The aim is the development of a computer-based risk assessment tool to help toxicologists evaluate the carcinogenicity of new compounds. We are using qualitative reasoning AI techniques. The project will provide a product, which will serve experts, novice toxicologists or chemists with a more general background. The way the information is shown on the screen should enhance understanding and make it more comprehensible and unambiguous.

A typical argument in linear text-only form for the lay-public, on the safety of genetically engineered food such as transgenic fish, focusses on the safety of the gene insertion process (Berkowitz, 1994): "The remaining question concerns the possibility of unexpected toxic effects arising as a result of the insertion of a transgene into the host genome. In fish, one such possibility is an insertion causing the expression of a quiescent toxin gene, in a normally safe species of fish. Some fish species contain toxins, and animals near the superclass Pisces in the evolutionary hierarchy contain toxins. Therefore, one might suspect that species of fish normally known to be safe may carry unexpressed genes coding for toxic polypeptides or for enzymes that synthesise chemical toxins, and that these genes may be activated by genetic insertions. However, we believe that the probability of activating a toxin gene is very small, because normally safe fish are very unlikely to have toxin genes that can be activated".

Our approach is to use multimedia technology to eliminate the emphasis on text. We intend to produce a communication format that will convert the linear text argument into a more transparent, graphical representation indicating main arguments and supporting reasons.

StAR technology will provide tools to visualise the argument generated by an expert system during the risk characterisation phase. Multimedia information will accompany definitions, illustrations and explanations of difficult words and phrases like "genetic insertion" and "unexpressed genes". Further explanation and details of references to complex words and processes could be obtained by clicking on appropriate sections of the argument visualisation.

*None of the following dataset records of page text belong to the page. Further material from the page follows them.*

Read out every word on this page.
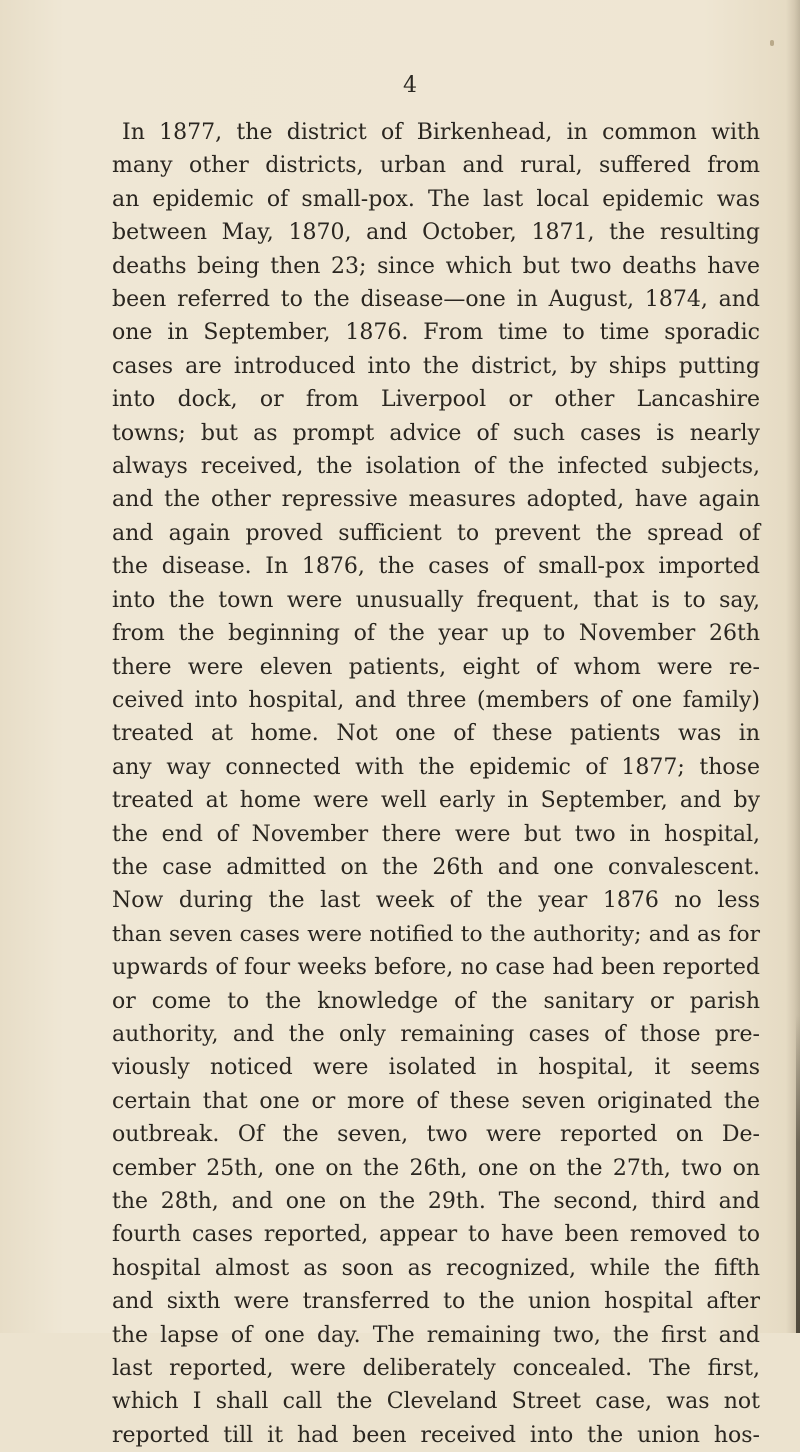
4
In 1877, the district of Birkenhead, in common with
many other districts, urban and rural, suffered from
an epidemic of small-pox. The last local epidemic was
between May, 1870, and October, 1871, the resulting
deaths being then 23; since which but two deaths have
been referred to the disease—one in August, 1874, and
one in September, 1876. From time to time sporadic
cases are introduced into the district, by ships putting
into dock, or from Liverpool or other Lancashire
towns; but as prompt advice of such cases is nearly
always received, the isolation of the infected subjects,
and the other repressive measures adopted, have again
and again proved sufficient to prevent the spread of
the disease. In 1876, the cases of small-pox imported
into the town were unusually frequent, that is to say,
from the beginning of the year up to November 26th
there were eleven patients, eight of whom were re-
ceived into hospital, and three (members of one family)
treated at home. Not one of these patients was in
any way connected with the epidemic of 1877; those
treated at home were well early in September, and by
the end of November there were but two in hospital,
the case admitted on the 26th and one convalescent.
Now during the last week of the year 1876 no less
than seven cases were notified to the authority; and as for
upwards of four weeks before, no case had been reported
or come to the knowledge of the sanitary or parish
authority, and the only remaining cases of those pre-
viously noticed were isolated in hospital, it seems
certain that one or more of these seven originated the
outbreak. Of the seven, two were reported on De-
cember 25th, one on the 26th, one on the 27th, two on
the 28th, and one on the 29th. The second, third and
fourth cases reported, appear to have been removed to
hospital almost as soon as recognized, while the fifth
and sixth were transferred to the union hospital after
the lapse of one day. The remaining two, the first and
last reported, were deliberately concealed. The first,
which I shall call the Cleveland Street case, was not
reported till it had been received into the union hos-
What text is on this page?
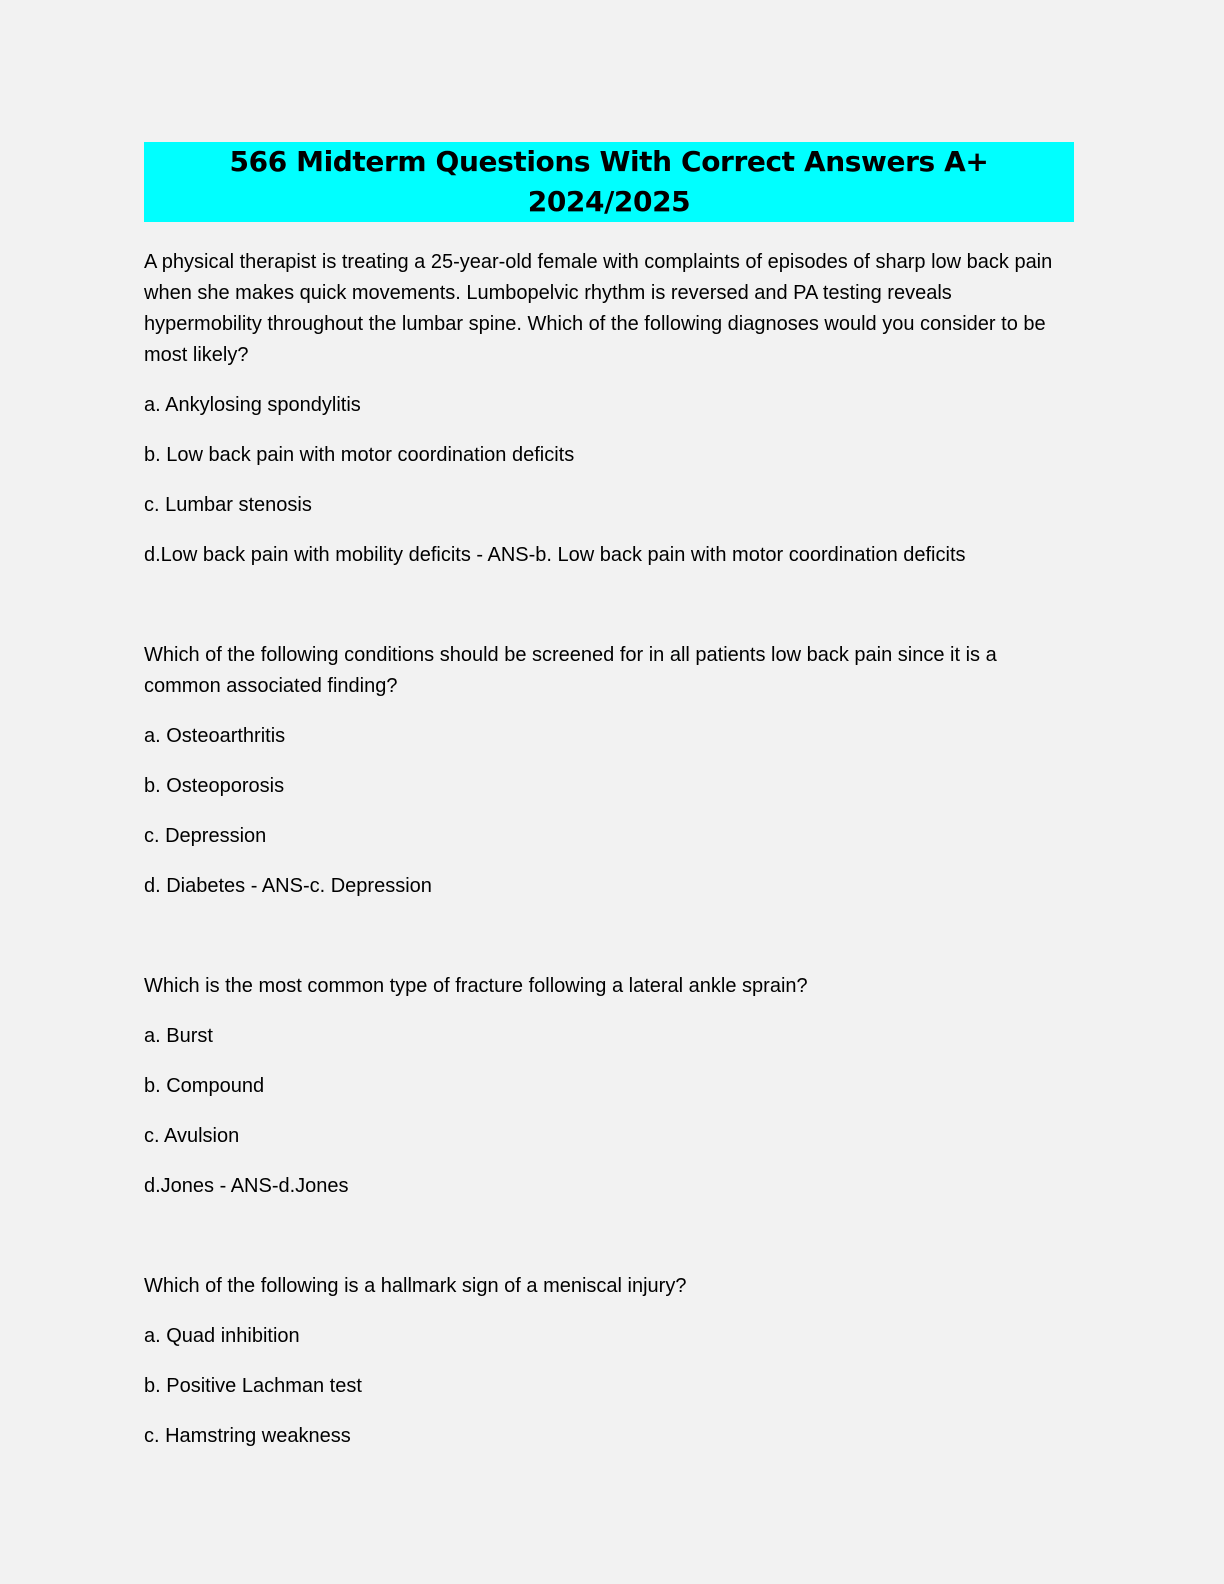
566 Midterm Questions With Correct Answers A+ 2024/2025

A physical therapist is treating a 25-year-old female with complaints of episodes of sharp low back pain when she makes quick movements. Lumbopelvic rhythm is reversed and PA testing reveals hypermobility throughout the lumbar spine. Which of the following diagnoses would you consider to be most likely?

a. Ankylosing spondylitis

b. Low back pain with motor coordination deficits

c. Lumbar stenosis

d.Low back pain with mobility deficits - ANS-b. Low back pain with motor coordination deficits

Which of the following conditions should be screened for in all patients low back pain since it is a common associated finding?

a. Osteoarthritis

b. Osteoporosis

c. Depression

d. Diabetes - ANS-c. Depression

Which is the most common type of fracture following a lateral ankle sprain?

a. Burst

b. Compound

c. Avulsion

d.Jones - ANS-d.Jones

Which of the following is a hallmark sign of a meniscal injury?

a. Quad inhibition

b. Positive Lachman test

c. Hamstring weakness
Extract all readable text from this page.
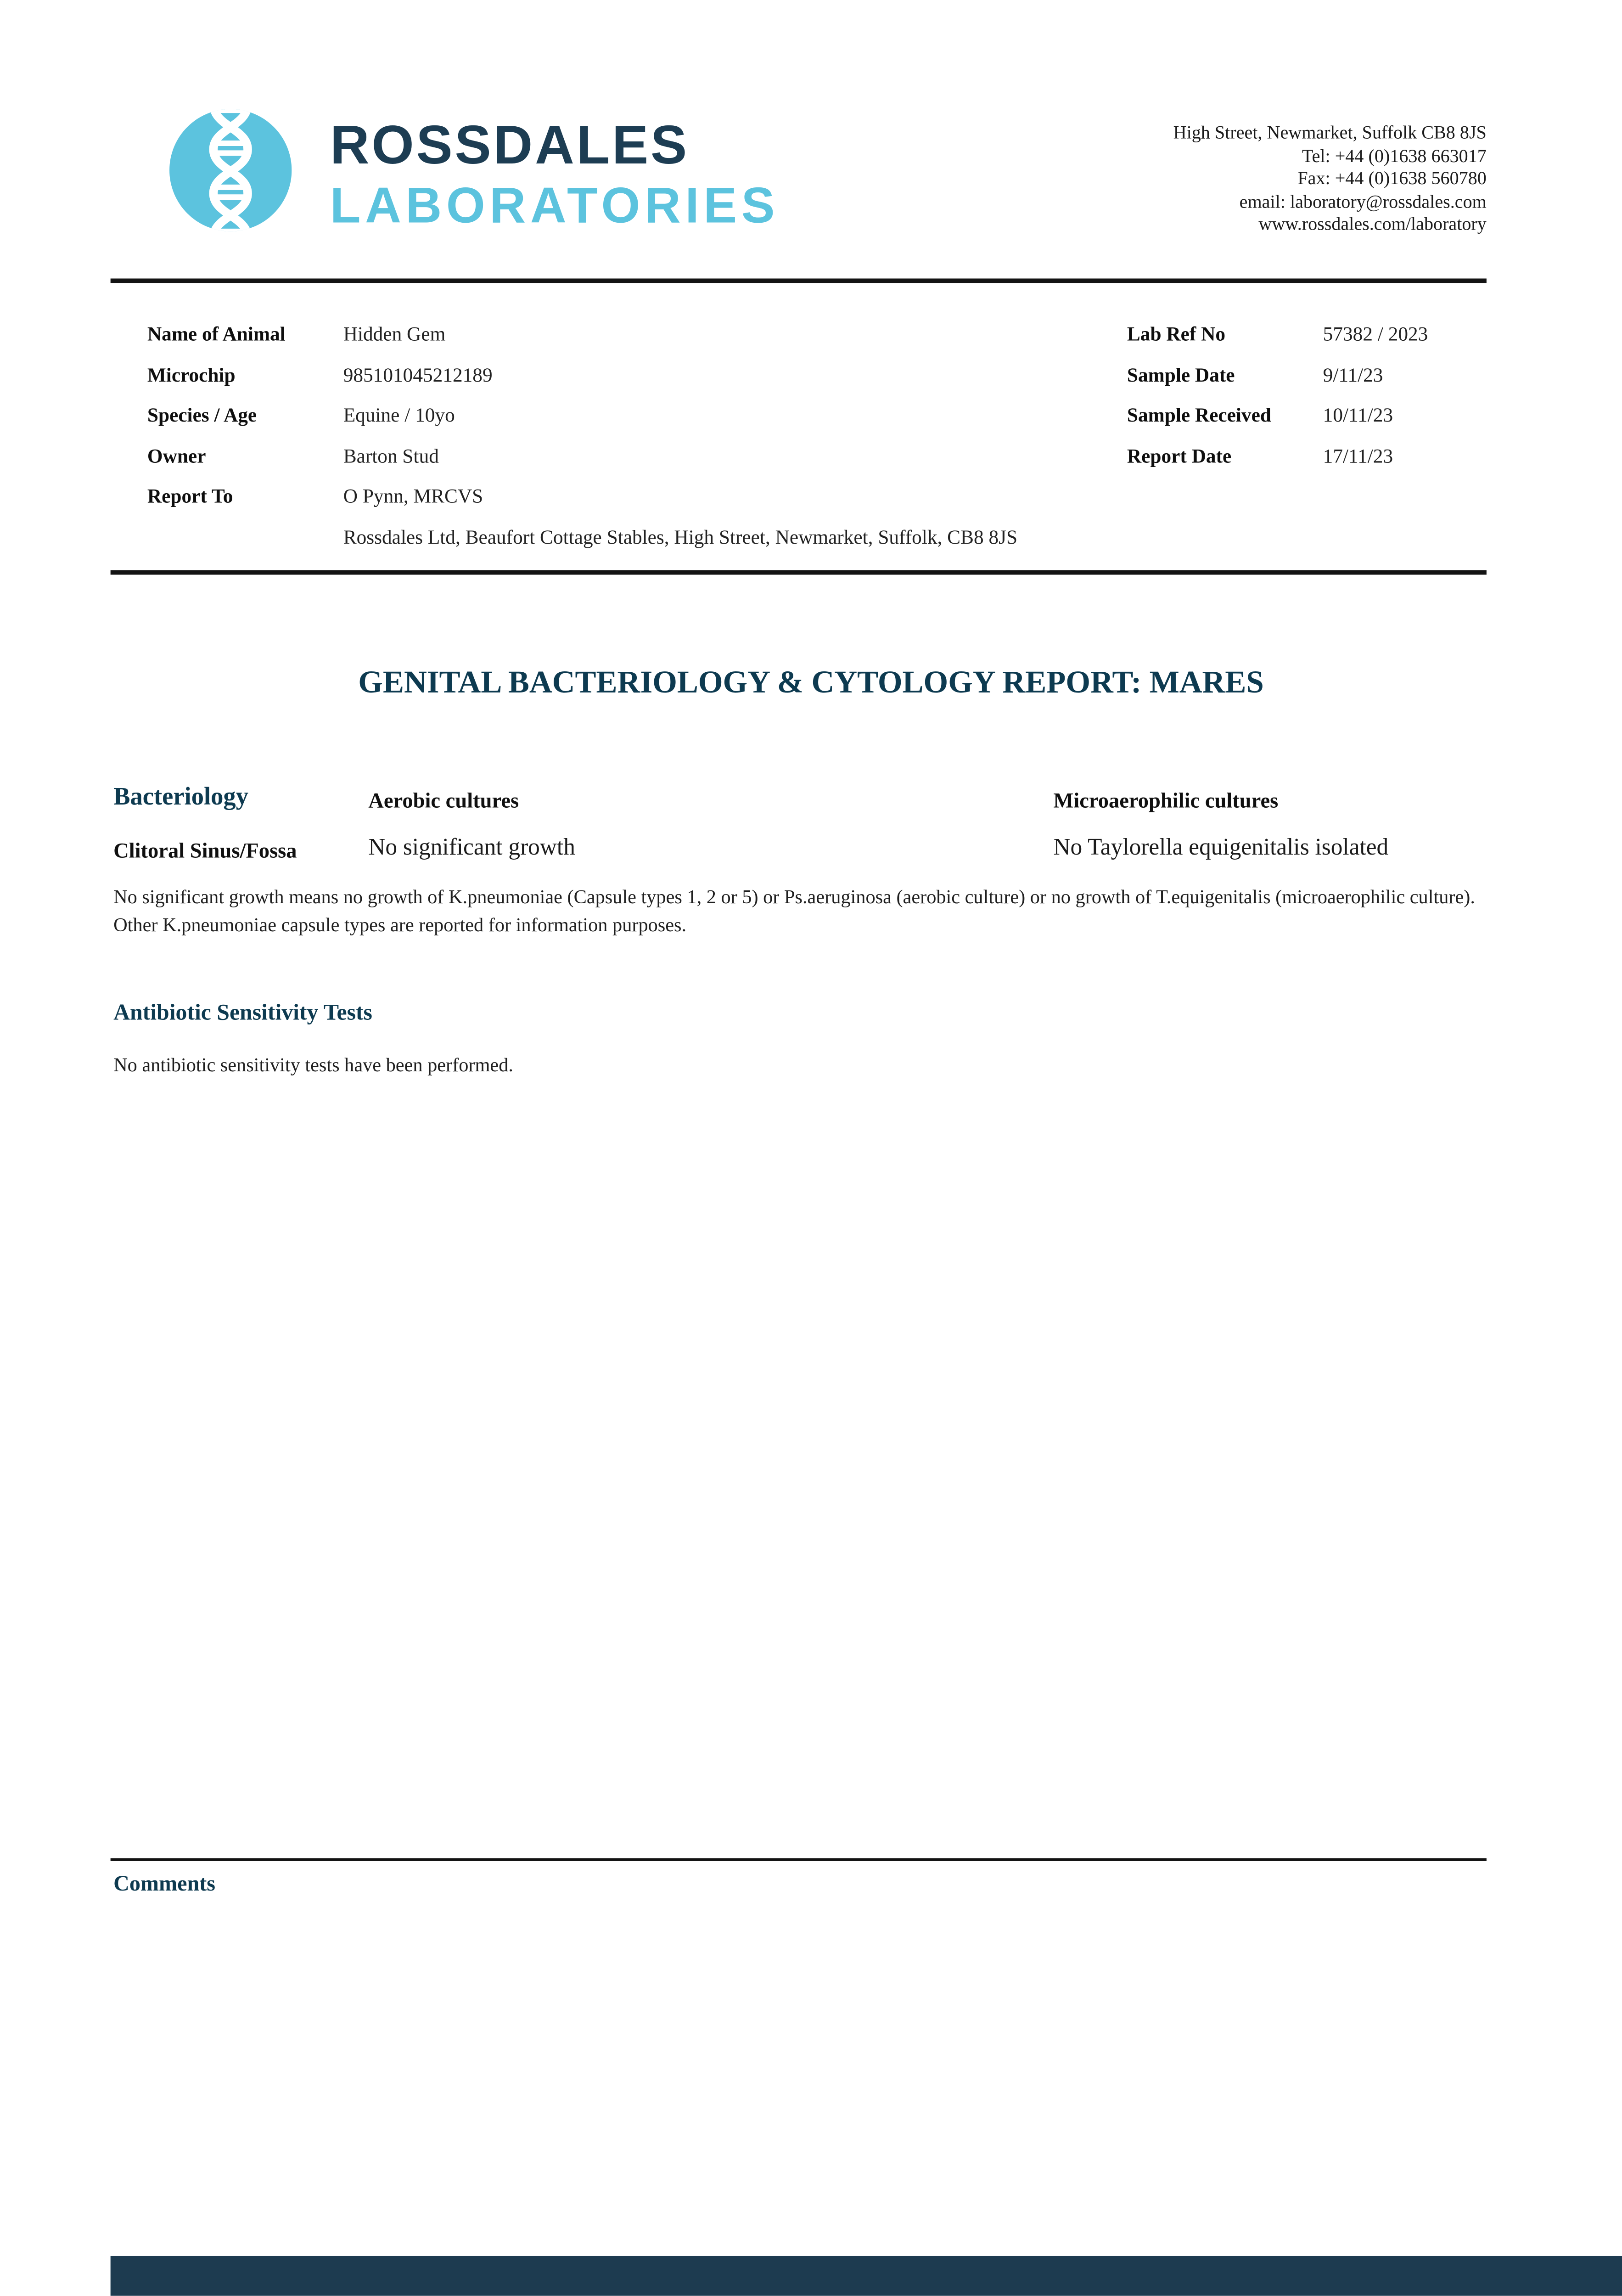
ROSSDALES
LABORATORIES
High Street, Newmarket, Suffolk CB8 8JS
Tel: +44 (0)1638 663017
Fax: +44 (0)1638 560780
email: laboratory@rossdales.com
www.rossdales.com/laboratory
Name of Animal	Hidden Gem
Microchip	985101045212189
Species / Age	Equine / 10yo
Owner	Barton Stud
Report To	O Pynn, MRCVS
Rossdales Ltd, Beaufort Cottage Stables, High Street, Newmarket, Suffolk, CB8 8JS
Lab Ref No	57382 / 2023
Sample Date	9/11/23
Sample Received	10/11/23
Report Date	17/11/23
GENITAL BACTERIOLOGY & CYTOLOGY REPORT: MARES
Bacteriology	Aerobic cultures	Microaerophilic cultures
Clitoral Sinus/Fossa	No significant growth	No Taylorella equigenitalis isolated
No significant growth means no growth of K.pneumoniae (Capsule types 1, 2 or 5) or Ps.aeruginosa (aerobic culture) or no growth of T.equigenitalis (microaerophilic culture).  Other K.pneumoniae capsule types are reported for information purposes.
Antibiotic Sensitivity Tests
No antibiotic sensitivity tests have been performed.
Comments
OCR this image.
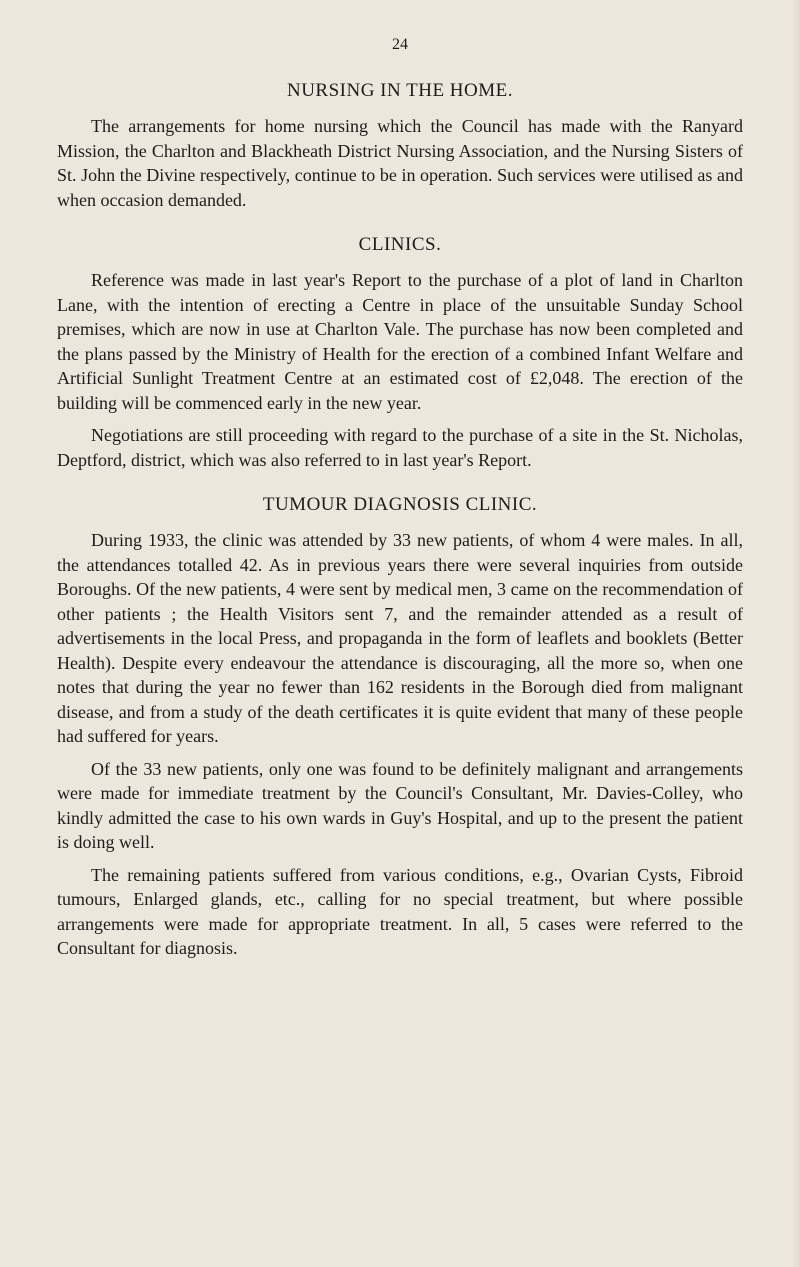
24
NURSING IN THE HOME.

The arrangements for home nursing which the Council has made with the Ranyard Mission, the Charlton and Blackheath District Nursing Association, and the Nursing Sisters of St. John the Divine respectively, continue to be in operation. Such services were utilised as and when occasion demanded.

CLINICS.

Reference was made in last year's Report to the purchase of a plot of land in Charlton Lane, with the intention of erecting a Centre in place of the unsuitable Sunday School premises, which are now in use at Charlton Vale. The purchase has now been completed and the plans passed by the Ministry of Health for the erection of a combined Infant Welfare and Artificial Sunlight Treatment Centre at an estimated cost of £2,048. The erection of the building will be commenced early in the new year.

Negotiations are still proceeding with regard to the purchase of a site in the St. Nicholas, Deptford, district, which was also referred to in last year's Report.

TUMOUR DIAGNOSIS CLINIC.

During 1933, the clinic was attended by 33 new patients, of whom 4 were males. In all, the attendances totalled 42. As in previous years there were several inquiries from outside Boroughs. Of the new patients, 4 were sent by medical men, 3 came on the recommendation of other patients ; the Health Visitors sent 7, and the remainder attended as a result of advertisements in the local Press, and propaganda in the form of leaflets and booklets (Better Health). Despite every endeavour the attendance is discouraging, all the more so, when one notes that during the year no fewer than 162 residents in the Borough died from malignant disease, and from a study of the death certificates it is quite evident that many of these people had suffered for years.

Of the 33 new patients, only one was found to be definitely malignant and arrangements were made for immediate treatment by the Council's Consultant, Mr. Davies-Colley, who kindly admitted the case to his own wards in Guy's Hospital, and up to the present the patient is doing well.

The remaining patients suffered from various conditions, e.g., Ovarian Cysts, Fibroid tumours, Enlarged glands, etc., calling for no special treatment, but where possible arrangements were made for appropriate treatment. In all, 5 cases were referred to the Consultant for diagnosis.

Hypertext links to textual information on a CD-Rom of reference information will provide the facility to go deeper into a given problem or concept. Text will be used as one of the search vehicles, but in combination with a multimedia representation of processes and concepts.

The project is sponsored by DTI/ESRC Intelligent System Integration Programme, and involves a number of organisations and people. John Fox from the Imperial Cancer Research Fund leads the team of artificial intelligence experts including Paul Krause, ICRF, and cognitive psychologists Peter Ayton and myself at the City University. The project is managed by Phillip Judson and software is supplied by Logic Programming Associates.

Our visualisation of difficult arguments will provide a tool for toxicologists and also help in other areas where uncertainty and complexity has hindered public participation in decision-making, such as the Maastricht Treaty or Criminal Justice Bill.

Clear and easy presentation of arguments would help experts and the general public develop an understanding of the new problems and risks involved. Complex problems, new technologies and uncertainty caused by them are here to stay. We need more projects like StAR to use multimedia technology to provide transparent ways of communicating complex and uncertain issues.

Eva Pascoe is a cognitive psychologist at City University, London.